Accordingly, the term sheet becomes enforceable when it lays down the rights that are triggered upon the completion of the conditions specified thereunder, even when the modalities to be included in the definitive agreements are pending. Where the parties intend for the term sheet to be binding despite the other formalities to be completed, the same can be specifically included in the term sheet to avoid any misinterpretations.

Conclusion

In M&A transactions, term sheets set out the commercial understanding between the parties and provide a degree of transactional certainty, particularly for investors evaluating a target business in foreign jurisdictions. The arbitral award issued in the OYO v Zostel dispute had the potential to pave the way for a more purposive and commercial approach towards the interpretation of a term sheet.

Applying the principle of Occam’s razor, a term sheet, in its crude form, represents the first formal document executed by the key managerial personnel of the parties, after weeks or months of negotiations and preliminary diligence in regard to an assessment of the potential benefits and risks surrounding the proposed transaction. These circumstances could support the inference that the parties had arrived at consensus ad idem regarding the subject matter of the term sheet, and intended to create a valid contract or, at the very least, the semblance of a binding commitment through the term sheet.

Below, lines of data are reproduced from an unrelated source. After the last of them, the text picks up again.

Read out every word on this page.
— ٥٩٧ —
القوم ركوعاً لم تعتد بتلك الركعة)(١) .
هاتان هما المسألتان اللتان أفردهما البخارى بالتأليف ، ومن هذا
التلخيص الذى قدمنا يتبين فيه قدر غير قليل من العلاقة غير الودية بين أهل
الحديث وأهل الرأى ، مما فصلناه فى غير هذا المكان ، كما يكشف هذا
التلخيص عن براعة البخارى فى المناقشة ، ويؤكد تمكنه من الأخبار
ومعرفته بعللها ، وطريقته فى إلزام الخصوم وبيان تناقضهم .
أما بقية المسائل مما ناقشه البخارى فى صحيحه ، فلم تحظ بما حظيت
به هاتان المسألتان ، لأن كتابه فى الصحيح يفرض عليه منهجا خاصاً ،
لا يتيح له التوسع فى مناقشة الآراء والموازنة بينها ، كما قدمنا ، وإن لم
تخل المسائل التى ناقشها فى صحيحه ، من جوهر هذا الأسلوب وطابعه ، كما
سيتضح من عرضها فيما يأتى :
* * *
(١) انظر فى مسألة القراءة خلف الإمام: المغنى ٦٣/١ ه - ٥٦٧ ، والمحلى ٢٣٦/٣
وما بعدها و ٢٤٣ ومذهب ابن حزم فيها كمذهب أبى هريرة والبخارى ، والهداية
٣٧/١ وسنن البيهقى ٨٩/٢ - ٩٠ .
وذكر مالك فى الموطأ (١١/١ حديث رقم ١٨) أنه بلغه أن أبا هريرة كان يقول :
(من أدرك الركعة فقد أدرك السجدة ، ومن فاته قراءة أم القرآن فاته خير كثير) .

In light of the inconsistent approach and differing judicial interpretation tools adopted by the courts in determining the enforceability of a term sheet, it is crucial for legal advisers and those drafting a term sheet to clearly and unambiguously establish the commercial intent of the parties. While exclusivity and confidentiality continue to remain the clauses typically expressed as binding, the addition of a token amount of consideration, representations and warranties and severability clauses may significantly strengthen the enforceability of term sheets as a whole.

 

[1] Rickmers Verwaltung Gmbh v Indian Oil Corporation Ltd, 1999 1 SCC 1.

[2] Rajasthan Cooperative Dairy Federation Ltd v Maha Laxmi Mingrate Marketing Services Pvt Ltd and Ors, 1996 10 SCC 405; M/S Azeem Infinite Dwelling v M/S Patel Engineering Ltd, 2024 SCC OnLine Kar 10320.